Saudi Arabia : 17 September 2010

Large costs of hydrocarbon explorations are likely to alter the financial landscape in the kingdom and affect growth in the economy

Saudi Arabia has plans to counter the dilemma over gas shortages by exploring unconventional reserves.  These costly plans could lead Saudi job creation and industrialization  incentives taking a big hit.

Exploration and extraction of hydrocarbon carries a high cost that is likely to alter the financial landscape and force the kingdom to rethink the energy subsidies currently in place and driving growth in the economy, according to an energy think-tank.

Continuation with these plans for unconventional reserves, which have a much higher production cost than what the kingdom’s population has seen, will force reformation of the high energy subsidies currently in place.  This is according to Samuel Ciszuk, an analyst at IHS Senior Middle East Energy.

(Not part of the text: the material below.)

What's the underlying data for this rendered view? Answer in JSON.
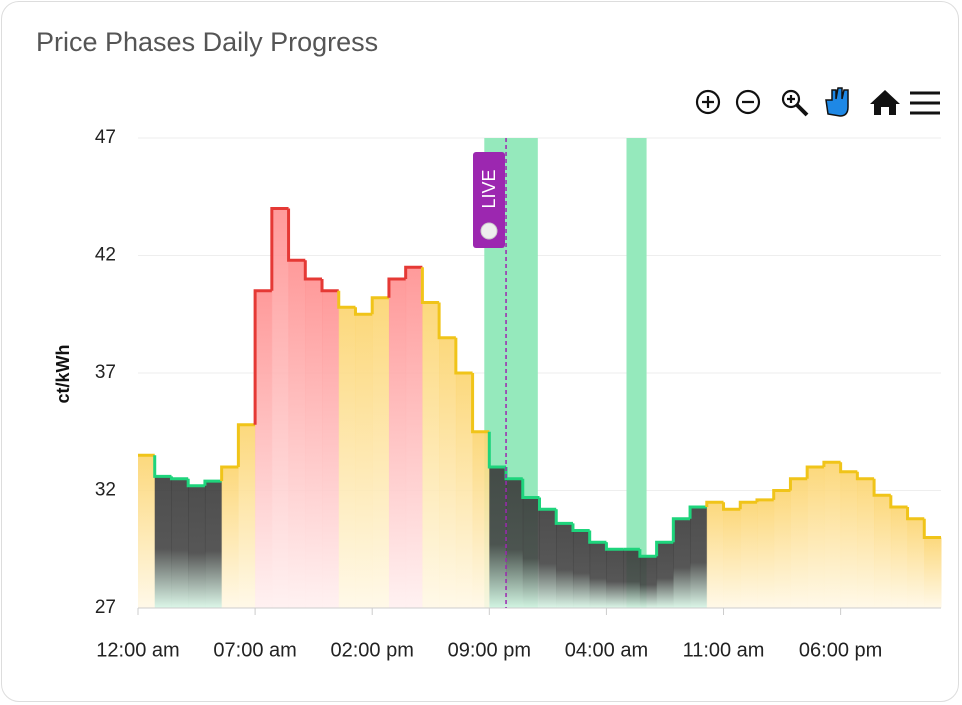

Ciszuk noted that the diversification of Saudi’s economy may fall apart if the kingdom moves away from its place in the low cost energy market.

Currently Saudi Arabia controls 20 per cent of the proven reserves worldwide and has a production buildup of more than 4 million barrels per day in spare crude.  After solidifying itself at the top of the oil industry, Saudi Aramco is now focusing on developing gas that will match the plummeting domestic demand.

The gas resources in the kingdom are stable.  However, since new gas reserves have not been uncovered or are slow to come into stream at sufficient levels, there have been power shortages repeatedly over the last ten years at times when electricity demand peaked.

To ease the pressures of these gas shortages, more crude and other refined products have been burning in the nation’s power plants.  These products have a much lower efficiency than gas and using them in this way results in lost revenue and lost export supplies.

At the beginning of the worldwide financial crisis in 2008 the gas shortage in Saudi Arabia was knocked even lower by a slump in oil prices, since a large portion of the kingdom’s gas production is associated with the production of oil.

As Saudi pulled back hard on oil output based on OPEC quotas, the volume of gas also fell, which contrasted dramatically with rising demand in the nation.  That demand was driven by expansive domestic energy subsidies and a population boom, despite the worldwide recession.

Throughout 2010 the kingdom burned crude and crude derivatives at a rate of almost 880,000 barrels each day to generate power.  As area oilfields mature, Saudi has a growing need for more gas production or water injections.  Extensive and power hungry water desalination procedures would need to be implemented for the latter.

Khalid Al Falih, chief executive of Saudi Aramco, reported that the state oil firm has plans to tackle the gas dilemma with the development of unconventional gas production including shale gas in particular.  Saudi Aramco has been dealing with offshore gas, sour and tight gas reserves in an effort to match near-time demands for gas.

Al Falih stated that $130 billion in investments will support the development of unconventional gas.  He noted that explorations by Aramco hint at the possibility of expansive resources in the hundreds of trillions of cubic feet (tcf), including shale gas, which will amount to twice the proven reserves of 280 tcf.

The capacity for the future needs will not be a result of finding additional reserves of conventional oil and gas, but will come from additions as a result of technical advances in the company.

Ciszuk said that Saudi’s situation carries the possibility of weighty long-term consequences.  Even if large investments were sunk into advancing technologies, base calculations could alter considerably and bring Saudi Arabia’s production costs to the same level as other mature producers.  This result would limit the economic potential and freedoms that are the goal of such a tactic.